Pas de catastrophisme : tous les additifs alimentaires ne sont pas nocifs ni néfastes. Certains sont même indispensables et garantissent au consommateur sécurité alimentaire et plaisir de la consommation. Après tout, le sucre qu’on ajoute au yaourt nature ne constitue-t-il pas, lui aussi, une certaine forme d’additif alimentaire ? Là où il est important de veiller, c’est lorsque la liste d’ingrédients d’un produit finit par se transformer en une longue énumération de « E » pas forcément indispensables… Le Guide des additifs alimentaires nous permettra de discerner le bon grain de l’ivraie. Classant les additifs en différentes catégories –colorants, édulcorants et autres additifs, additifs destinés à l’alimentation des animaux de consommation-, il livre, pour chacun d’entre eux, son emploi dans l’alimentation, les conséquences éventuelles de leur absorption observées lors d’essais en laboratoire, et le type d’aliments ou de produits dans lesquels on le retrouve le plus souvent. Ainsi, si certains additifs n’éveillent pas le doute, d’autres méritent un peu plus de vigilance lorsqu’ils ne devraient tout simplement pas être bannis de l’alimentation. Pour représenter ces différents niveaux d’attention du consommateur, le Guide utilise une nomenclature claire représentée par trois niveaux de vigilance : vert pour les additifs sans danger, orange pour les additifs dont il faut se méfier, et rouge pour les additifs dont l’utilisation devrait être interdite. Et c’est l’emploi de ce dernier verbe au conditionnel qui symbolise toute l’incohérence du système de réglementation en vigueur…

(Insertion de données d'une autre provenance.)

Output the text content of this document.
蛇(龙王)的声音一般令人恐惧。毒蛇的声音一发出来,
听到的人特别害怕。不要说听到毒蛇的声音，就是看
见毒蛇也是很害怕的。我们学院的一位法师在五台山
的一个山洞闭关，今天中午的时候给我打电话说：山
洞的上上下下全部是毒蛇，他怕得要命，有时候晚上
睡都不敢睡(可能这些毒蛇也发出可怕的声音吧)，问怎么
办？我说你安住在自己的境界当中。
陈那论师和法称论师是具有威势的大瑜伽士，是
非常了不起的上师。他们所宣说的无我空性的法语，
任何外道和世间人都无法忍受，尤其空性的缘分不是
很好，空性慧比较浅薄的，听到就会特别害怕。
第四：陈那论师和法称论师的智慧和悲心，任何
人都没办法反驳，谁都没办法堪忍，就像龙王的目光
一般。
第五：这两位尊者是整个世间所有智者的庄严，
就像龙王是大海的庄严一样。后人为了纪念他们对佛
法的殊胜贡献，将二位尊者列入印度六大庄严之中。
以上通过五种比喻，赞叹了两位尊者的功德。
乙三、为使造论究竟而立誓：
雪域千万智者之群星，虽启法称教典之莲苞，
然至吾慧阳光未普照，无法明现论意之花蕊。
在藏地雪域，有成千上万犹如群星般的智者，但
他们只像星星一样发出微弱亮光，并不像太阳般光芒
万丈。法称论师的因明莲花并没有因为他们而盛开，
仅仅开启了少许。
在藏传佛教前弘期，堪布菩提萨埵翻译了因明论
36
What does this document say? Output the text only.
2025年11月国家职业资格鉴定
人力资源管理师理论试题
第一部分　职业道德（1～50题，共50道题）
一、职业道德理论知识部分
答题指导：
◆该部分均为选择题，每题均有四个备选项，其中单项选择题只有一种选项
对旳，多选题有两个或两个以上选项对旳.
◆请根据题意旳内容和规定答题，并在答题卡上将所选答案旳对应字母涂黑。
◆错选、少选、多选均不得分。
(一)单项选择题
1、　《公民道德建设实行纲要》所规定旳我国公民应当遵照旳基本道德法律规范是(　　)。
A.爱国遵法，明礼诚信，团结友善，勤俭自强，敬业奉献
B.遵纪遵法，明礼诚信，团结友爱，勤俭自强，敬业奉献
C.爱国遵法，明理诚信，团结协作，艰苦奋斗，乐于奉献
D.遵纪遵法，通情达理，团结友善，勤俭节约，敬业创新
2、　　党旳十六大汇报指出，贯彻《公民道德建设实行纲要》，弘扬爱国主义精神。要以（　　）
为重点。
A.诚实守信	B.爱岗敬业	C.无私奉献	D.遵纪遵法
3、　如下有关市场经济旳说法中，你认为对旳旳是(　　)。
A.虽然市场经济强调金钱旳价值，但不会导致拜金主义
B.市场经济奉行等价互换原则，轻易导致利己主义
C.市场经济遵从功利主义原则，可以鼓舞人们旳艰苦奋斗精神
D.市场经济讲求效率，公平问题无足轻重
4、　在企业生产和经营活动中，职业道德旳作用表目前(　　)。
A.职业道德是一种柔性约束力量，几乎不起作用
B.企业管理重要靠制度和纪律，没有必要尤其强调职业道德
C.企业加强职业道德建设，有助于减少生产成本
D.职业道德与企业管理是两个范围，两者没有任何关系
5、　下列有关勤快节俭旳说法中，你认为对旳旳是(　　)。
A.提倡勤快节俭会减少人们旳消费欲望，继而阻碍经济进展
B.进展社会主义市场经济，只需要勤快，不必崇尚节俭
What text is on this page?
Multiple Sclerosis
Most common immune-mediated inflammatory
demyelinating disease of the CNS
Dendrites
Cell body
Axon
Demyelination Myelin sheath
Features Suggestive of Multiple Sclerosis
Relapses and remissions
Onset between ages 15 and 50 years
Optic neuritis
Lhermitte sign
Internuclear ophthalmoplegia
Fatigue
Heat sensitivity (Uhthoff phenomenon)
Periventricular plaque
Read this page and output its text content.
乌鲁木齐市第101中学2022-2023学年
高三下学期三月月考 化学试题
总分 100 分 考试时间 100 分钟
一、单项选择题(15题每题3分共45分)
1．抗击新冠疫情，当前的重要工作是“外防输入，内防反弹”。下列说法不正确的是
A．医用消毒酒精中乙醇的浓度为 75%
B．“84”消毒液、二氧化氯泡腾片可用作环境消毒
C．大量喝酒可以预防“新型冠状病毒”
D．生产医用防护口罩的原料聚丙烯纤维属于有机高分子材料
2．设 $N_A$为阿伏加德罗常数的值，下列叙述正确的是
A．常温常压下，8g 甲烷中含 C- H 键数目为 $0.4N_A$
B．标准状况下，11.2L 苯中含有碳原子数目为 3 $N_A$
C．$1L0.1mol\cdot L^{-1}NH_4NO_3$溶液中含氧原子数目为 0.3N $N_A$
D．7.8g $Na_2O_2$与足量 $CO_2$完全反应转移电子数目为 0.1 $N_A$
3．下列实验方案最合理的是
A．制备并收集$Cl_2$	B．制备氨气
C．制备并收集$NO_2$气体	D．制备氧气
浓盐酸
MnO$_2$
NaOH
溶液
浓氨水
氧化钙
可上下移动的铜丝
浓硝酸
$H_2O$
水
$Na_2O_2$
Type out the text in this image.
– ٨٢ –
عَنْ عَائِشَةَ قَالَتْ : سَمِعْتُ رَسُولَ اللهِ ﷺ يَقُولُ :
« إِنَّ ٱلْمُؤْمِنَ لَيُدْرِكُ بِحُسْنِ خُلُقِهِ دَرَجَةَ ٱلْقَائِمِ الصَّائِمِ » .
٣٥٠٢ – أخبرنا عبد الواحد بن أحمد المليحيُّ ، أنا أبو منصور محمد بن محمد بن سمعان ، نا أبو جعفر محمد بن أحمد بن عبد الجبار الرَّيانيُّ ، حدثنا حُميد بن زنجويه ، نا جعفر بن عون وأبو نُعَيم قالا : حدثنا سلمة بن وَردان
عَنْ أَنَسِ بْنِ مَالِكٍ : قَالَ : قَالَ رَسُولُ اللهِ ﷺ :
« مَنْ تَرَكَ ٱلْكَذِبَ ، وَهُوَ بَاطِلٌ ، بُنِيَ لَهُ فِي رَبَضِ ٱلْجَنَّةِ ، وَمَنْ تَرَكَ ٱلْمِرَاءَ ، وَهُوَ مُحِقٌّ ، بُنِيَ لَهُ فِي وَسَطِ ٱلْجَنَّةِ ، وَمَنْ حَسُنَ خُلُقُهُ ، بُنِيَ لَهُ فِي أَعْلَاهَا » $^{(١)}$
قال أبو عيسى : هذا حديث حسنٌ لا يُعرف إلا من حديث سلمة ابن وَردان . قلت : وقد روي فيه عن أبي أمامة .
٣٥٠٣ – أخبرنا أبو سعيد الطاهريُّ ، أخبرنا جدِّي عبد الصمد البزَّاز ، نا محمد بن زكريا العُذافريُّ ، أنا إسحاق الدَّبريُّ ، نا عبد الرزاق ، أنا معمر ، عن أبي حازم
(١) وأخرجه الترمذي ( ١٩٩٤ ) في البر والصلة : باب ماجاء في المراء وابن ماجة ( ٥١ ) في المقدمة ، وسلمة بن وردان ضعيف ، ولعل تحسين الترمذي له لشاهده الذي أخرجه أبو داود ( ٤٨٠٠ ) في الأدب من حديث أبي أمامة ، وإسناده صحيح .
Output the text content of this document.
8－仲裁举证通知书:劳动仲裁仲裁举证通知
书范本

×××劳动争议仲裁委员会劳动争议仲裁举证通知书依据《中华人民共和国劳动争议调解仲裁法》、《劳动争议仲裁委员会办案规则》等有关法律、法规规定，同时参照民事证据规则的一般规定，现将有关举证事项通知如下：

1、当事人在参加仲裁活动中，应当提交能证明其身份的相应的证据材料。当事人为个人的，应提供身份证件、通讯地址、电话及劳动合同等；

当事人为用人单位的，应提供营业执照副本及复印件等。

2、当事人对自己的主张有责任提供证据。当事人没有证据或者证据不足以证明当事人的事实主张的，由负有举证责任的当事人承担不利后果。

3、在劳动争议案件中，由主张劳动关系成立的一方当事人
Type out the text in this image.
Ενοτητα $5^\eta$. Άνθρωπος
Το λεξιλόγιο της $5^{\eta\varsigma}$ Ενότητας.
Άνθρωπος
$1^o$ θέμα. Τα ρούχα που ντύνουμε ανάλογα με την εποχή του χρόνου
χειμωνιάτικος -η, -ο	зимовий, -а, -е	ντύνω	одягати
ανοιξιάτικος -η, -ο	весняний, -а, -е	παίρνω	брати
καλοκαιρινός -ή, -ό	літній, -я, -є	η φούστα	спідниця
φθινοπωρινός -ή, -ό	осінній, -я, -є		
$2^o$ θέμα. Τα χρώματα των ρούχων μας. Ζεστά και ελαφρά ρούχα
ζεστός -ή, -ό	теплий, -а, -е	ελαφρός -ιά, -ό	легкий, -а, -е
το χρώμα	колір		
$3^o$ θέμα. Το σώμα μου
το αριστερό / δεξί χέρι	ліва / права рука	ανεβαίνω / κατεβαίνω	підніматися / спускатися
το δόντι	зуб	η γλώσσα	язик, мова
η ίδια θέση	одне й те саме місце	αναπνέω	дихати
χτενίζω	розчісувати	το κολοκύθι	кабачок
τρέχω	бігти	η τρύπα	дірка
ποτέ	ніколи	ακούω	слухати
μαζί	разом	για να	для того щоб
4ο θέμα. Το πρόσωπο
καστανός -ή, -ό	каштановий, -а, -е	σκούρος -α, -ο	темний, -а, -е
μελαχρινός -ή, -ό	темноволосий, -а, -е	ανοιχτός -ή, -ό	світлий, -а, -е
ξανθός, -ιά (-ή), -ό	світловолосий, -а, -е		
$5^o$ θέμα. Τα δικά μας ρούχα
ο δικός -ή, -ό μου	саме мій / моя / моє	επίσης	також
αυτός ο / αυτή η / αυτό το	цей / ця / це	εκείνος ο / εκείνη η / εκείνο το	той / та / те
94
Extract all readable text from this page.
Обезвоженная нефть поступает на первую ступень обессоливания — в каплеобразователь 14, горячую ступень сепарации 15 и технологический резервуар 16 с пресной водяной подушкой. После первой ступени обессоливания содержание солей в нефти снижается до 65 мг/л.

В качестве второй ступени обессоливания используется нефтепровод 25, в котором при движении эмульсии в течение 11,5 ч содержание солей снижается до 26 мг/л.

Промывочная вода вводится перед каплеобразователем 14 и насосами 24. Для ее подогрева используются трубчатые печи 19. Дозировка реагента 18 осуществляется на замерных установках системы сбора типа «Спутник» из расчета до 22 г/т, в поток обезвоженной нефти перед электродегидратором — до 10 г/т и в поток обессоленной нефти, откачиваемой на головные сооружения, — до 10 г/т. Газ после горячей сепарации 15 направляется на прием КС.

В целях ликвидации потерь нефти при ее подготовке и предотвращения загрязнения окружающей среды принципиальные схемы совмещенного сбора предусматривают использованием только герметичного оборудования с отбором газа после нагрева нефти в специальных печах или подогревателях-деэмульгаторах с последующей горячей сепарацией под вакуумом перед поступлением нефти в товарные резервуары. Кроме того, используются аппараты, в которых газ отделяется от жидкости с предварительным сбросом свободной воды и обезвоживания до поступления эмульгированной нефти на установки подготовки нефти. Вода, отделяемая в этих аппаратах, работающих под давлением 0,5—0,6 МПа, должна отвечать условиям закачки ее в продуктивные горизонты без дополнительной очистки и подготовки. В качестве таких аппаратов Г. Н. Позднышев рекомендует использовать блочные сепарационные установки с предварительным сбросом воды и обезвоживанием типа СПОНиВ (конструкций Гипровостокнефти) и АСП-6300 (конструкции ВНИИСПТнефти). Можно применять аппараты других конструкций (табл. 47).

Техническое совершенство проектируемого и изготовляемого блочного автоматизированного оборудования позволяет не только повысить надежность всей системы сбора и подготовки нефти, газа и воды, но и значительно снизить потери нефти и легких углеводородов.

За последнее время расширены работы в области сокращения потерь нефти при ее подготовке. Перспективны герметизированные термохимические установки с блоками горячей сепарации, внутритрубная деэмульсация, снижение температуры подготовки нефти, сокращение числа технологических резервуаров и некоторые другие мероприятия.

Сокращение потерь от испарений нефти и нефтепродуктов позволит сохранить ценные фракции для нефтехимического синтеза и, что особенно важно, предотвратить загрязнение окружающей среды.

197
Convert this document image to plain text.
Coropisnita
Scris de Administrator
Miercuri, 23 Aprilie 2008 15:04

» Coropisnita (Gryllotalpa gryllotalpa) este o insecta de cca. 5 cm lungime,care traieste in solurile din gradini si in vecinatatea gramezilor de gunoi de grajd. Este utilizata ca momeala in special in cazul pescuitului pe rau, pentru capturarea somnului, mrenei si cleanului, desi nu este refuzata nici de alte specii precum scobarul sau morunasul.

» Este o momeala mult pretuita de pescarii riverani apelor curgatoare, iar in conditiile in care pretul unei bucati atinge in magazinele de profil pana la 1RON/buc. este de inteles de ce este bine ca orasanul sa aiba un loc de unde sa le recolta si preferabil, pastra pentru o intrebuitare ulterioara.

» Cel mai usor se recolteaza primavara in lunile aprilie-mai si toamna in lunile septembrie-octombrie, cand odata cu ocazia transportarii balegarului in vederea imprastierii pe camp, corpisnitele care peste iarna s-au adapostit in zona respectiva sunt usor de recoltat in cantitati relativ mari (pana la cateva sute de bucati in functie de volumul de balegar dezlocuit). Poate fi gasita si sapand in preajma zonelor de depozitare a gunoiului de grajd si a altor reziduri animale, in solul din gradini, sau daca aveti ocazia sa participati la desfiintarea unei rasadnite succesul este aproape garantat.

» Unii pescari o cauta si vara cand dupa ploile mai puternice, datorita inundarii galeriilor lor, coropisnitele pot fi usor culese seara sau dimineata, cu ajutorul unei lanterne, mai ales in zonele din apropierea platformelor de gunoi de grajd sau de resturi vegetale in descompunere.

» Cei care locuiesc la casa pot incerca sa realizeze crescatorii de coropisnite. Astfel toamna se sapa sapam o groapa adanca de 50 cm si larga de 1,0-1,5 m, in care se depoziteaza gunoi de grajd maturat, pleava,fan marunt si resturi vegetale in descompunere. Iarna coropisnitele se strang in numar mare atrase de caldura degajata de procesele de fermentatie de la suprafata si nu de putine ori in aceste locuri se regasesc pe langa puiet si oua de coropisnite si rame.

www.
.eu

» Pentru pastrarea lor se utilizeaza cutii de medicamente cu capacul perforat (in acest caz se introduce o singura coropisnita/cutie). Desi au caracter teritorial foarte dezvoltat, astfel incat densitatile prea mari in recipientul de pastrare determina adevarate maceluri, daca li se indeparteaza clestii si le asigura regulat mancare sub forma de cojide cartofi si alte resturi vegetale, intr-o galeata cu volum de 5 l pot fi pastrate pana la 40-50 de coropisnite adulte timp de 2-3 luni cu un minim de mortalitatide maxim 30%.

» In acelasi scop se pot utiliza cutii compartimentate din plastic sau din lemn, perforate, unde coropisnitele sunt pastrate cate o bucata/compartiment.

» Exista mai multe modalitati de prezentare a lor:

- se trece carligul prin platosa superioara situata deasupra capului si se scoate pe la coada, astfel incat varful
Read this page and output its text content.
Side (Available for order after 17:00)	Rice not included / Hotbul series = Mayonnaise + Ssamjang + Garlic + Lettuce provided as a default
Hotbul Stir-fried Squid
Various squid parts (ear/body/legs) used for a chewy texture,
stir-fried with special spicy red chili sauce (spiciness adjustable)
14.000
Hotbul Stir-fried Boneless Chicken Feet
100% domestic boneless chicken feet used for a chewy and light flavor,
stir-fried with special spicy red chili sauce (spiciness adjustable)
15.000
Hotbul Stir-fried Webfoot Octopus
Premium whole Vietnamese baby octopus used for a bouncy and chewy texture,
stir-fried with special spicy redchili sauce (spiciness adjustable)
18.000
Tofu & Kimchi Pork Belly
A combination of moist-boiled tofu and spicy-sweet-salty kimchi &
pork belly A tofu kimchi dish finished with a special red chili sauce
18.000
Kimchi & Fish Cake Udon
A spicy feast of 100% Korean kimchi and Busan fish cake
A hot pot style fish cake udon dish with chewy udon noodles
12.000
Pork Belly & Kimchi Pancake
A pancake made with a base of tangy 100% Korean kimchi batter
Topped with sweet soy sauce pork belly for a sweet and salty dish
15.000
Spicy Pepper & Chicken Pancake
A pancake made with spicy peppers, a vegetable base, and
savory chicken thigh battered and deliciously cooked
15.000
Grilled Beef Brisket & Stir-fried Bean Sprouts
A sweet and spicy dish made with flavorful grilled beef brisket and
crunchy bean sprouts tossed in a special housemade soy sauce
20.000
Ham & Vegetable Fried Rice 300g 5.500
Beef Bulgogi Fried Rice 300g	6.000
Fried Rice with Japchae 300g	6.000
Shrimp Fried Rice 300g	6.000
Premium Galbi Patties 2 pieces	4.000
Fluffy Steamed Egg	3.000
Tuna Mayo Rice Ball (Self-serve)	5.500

Le gouvernement, les entreprises et les laboratoires savent que certains additifs sont dangereux pour l’organisme, mais plutôt que d’en interdire l’utilisation, on continue à les employer dans des produits de consommation courante. Les informations circulent : le consommateur est censé être prévenu, et ceci partant, on juge qu’il relève de sa responsabilité de faire les choix adéquats. S’il est légitime d’accorder la présomption d’innocence aux êtres humains, il l’est beaucoup moins d’accorder la même grâce aux additifs alimentaires : on manque de recul pour un grand nombre d’entre eux, mais plutôt que de s’abstenir de les utiliser, on continue à les incorporer couramment dans l’alimentation humaine et animale. Un autre abus découle de la concision de l’étiquetage des produits :


« […] lorsque la présence d’un additif dans l’aliment provient de son utilisation dans un des ingrédients entrant dans la composition de cet aliment, cet additif ne doit pas être repris sur l’emballage. Ainsi, la substance utilisée pour conserver une huile entrant dans la composition d’une pizza ne devra pas figurer sur l’emballage de celle-ci, alors que l’additif ajouté pour conserver la pizza devra être mentionné. »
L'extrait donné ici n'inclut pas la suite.